Anche le storie raccontate da Franco Stelzer – «uno degli autori più appartati ed enigmatici del nostro tempo» (Andrea Cortellessa) – in Cosa diremo agli angeli possono essere definite, in una certa misura, “potenziali”. Chi racconta è infatti un addetto al controllo passaporti in un piccolo aeroporto di una cittadina di provincia che ha l’abitudine di affrontare la noia di un lavoro sempre uguale immaginando le vite delle persone a cui controlla i documenti («loro sono isole… mentre io sono l’osservatore, il punto fermo, colui che guarda»). È un esercizio di proiezione immaginativa con cui il narratore prova a smarcarsi da una vita anonima, che sembra esaurirsi nella manutenzione delle macerie materiali ed emotive di un matrimonio finito. È quindi un narrare tutto ipotetico quello che ci porta sulle tracce di un uomo che ogni venerdì sera prende l’aereo per tornare a casa e ogni lunedì mattina si ripresenta puntuale al controllo documenti per iniziare la sua settimana: il portamento, le mutevoli espressioni del volto, gli oggetti che di volta in volta ha con sé sono tracce sufficienti per costruire il racconto di una passione che sfuma – quella per la famiglia a casa – e di una che nasce – quella per la vita semplice e autentica di una donna appena conosciuta. La grazia malinconica di questa vita immaginata è la magra consolazione di chi riesce a vivere solo per procura, o meglio di chi ha scelto di «guardare per non vivere veramente». In questo modo Stelzer compone un racconto che potremmo leggere come speculare a quello di Corsalini: laddove La lettrice di Čechov sperimenta sulla propria pelle le incertezze del definire la propria identità e il proprio ruolo nel mondo, l’anonimo protagonista del romanzo di Stelzer trova il senso dell’esistenza (interrogato ripetutamente dal mantra «cosa diremo agli angeli») ai margini delle “vite degli altri”, negli angoli ciechi di storie reali o potenziali, ricostruite per via di immaginazione e ragione. Una ragione dolente, però, che ha maturato dalle sconfitte della vita la consapevolezza che, in fondo, raccontare una storia è anche farsi carico della sua fine.
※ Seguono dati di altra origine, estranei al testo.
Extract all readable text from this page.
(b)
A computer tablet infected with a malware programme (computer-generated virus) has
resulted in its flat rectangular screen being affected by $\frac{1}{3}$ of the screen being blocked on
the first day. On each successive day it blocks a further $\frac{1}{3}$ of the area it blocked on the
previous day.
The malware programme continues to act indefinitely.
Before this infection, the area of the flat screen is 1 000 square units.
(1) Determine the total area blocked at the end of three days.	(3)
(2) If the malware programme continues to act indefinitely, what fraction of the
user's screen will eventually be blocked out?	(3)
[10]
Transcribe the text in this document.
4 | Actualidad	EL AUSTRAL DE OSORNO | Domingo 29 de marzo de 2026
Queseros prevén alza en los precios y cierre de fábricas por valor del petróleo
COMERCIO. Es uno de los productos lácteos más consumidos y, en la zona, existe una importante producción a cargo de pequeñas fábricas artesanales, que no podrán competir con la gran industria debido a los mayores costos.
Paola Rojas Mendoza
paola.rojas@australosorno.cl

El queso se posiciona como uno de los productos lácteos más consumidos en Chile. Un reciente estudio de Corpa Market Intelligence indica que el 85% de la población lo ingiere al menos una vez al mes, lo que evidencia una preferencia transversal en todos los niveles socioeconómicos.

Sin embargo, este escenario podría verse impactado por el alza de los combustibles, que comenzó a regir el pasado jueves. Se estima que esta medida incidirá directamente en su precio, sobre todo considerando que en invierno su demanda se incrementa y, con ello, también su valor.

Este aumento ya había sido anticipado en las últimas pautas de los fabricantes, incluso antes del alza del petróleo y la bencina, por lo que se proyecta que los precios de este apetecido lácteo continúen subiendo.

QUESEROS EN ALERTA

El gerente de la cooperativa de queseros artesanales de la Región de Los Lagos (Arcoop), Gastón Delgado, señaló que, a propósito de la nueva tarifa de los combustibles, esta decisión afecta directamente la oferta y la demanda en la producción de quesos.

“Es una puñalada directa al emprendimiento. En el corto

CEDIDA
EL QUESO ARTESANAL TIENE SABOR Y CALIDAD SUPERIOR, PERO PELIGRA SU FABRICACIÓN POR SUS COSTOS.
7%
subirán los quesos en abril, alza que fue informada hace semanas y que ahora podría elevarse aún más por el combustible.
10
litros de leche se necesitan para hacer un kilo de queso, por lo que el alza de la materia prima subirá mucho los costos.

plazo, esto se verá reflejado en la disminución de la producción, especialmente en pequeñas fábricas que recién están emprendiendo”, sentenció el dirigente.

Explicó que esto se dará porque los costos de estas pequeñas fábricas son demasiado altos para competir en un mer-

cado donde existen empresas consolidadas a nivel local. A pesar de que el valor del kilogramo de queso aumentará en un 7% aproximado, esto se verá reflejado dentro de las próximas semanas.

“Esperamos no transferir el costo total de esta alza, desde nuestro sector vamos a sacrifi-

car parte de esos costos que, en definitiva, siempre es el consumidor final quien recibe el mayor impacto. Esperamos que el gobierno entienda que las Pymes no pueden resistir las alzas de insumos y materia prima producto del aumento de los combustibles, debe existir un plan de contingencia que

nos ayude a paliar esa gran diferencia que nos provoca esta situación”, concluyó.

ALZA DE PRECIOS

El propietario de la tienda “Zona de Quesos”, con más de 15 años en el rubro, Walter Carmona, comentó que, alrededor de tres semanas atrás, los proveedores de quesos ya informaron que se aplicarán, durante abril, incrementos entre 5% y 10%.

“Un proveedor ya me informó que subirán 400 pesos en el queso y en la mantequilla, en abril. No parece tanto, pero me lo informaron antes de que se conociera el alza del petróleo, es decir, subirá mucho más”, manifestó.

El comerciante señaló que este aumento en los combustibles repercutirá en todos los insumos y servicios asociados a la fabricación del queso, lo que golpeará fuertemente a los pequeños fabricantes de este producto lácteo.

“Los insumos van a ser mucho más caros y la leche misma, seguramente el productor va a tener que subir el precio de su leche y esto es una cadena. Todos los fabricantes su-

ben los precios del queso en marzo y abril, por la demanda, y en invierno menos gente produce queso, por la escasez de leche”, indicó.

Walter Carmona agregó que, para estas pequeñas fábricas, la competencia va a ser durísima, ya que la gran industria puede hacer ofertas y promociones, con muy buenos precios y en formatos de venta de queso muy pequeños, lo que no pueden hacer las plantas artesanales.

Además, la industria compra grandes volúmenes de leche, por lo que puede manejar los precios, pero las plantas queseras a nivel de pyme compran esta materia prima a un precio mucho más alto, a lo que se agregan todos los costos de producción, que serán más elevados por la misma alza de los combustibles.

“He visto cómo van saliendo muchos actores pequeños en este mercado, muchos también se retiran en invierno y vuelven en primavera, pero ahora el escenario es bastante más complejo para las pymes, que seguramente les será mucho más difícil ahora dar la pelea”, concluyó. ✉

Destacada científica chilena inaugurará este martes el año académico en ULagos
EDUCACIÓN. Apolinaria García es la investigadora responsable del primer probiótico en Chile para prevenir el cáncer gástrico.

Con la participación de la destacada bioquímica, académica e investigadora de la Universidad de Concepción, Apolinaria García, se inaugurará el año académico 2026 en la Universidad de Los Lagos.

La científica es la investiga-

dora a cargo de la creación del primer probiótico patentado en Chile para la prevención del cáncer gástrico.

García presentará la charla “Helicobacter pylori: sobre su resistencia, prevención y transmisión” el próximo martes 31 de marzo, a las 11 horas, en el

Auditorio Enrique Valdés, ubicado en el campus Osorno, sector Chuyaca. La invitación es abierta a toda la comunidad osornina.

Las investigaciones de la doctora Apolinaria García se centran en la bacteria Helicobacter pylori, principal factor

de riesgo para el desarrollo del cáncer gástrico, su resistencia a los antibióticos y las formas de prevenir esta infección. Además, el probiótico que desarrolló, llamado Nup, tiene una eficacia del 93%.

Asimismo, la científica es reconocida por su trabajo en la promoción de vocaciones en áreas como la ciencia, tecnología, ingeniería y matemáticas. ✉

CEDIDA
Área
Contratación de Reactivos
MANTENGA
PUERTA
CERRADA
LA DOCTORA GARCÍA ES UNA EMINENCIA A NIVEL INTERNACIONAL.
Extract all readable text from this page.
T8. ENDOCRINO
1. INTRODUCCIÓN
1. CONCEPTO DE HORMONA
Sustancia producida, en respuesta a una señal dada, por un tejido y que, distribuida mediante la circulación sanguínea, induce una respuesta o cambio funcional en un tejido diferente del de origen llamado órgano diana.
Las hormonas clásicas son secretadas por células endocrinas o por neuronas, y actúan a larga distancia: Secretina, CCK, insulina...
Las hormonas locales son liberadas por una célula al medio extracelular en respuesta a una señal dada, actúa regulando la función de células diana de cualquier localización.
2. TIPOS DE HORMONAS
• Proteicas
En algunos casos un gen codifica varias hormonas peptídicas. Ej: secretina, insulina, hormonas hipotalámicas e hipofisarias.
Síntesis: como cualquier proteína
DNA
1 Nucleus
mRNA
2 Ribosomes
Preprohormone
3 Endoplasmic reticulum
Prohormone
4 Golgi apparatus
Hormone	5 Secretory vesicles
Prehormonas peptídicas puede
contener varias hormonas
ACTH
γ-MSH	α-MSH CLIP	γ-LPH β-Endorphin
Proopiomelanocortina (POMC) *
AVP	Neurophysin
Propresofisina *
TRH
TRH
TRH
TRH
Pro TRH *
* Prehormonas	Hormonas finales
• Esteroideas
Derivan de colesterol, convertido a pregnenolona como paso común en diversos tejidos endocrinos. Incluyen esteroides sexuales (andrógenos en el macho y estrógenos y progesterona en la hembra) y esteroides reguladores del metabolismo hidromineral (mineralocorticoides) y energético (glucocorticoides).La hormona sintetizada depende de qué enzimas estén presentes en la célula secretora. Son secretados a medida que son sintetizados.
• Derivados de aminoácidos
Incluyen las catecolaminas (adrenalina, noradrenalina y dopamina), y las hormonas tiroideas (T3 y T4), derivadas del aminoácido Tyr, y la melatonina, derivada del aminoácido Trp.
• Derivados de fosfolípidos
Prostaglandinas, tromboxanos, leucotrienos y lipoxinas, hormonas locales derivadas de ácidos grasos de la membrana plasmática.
Il pubblico avrà modo di incontrare gli scrittori finalisti, presentati da Adriana Lorenzi, alla Biblioteca Tiraboschi alle 17.00, secondo questo calendario:

MERCOLEDI’ 6 MARZO – Andrea Gentile

MERCOLEDI’ 13 MARZO – Giulia Corsalini

MERCOLEDI’ 20 MARZO – Giorgio Falco

MERCOLEDI’ 27 MARZO – Francesco Targhetta

MERCOLEDI’ 3 APRILE – Franco Stelzer

La cerimonia di premiazione avrà luogo, alla presenza di tutti e cinque i finalisti, sabato 27 aprile alle ore 18.00, presso l’Auditorium di piazza Libertà (Bergamo), nell’ambito della 60° Fiera dei Librai organizzata da Liber e Promozione Confesercenti, e nel programma di Bergamo International Jazz Day UNESCO 2019.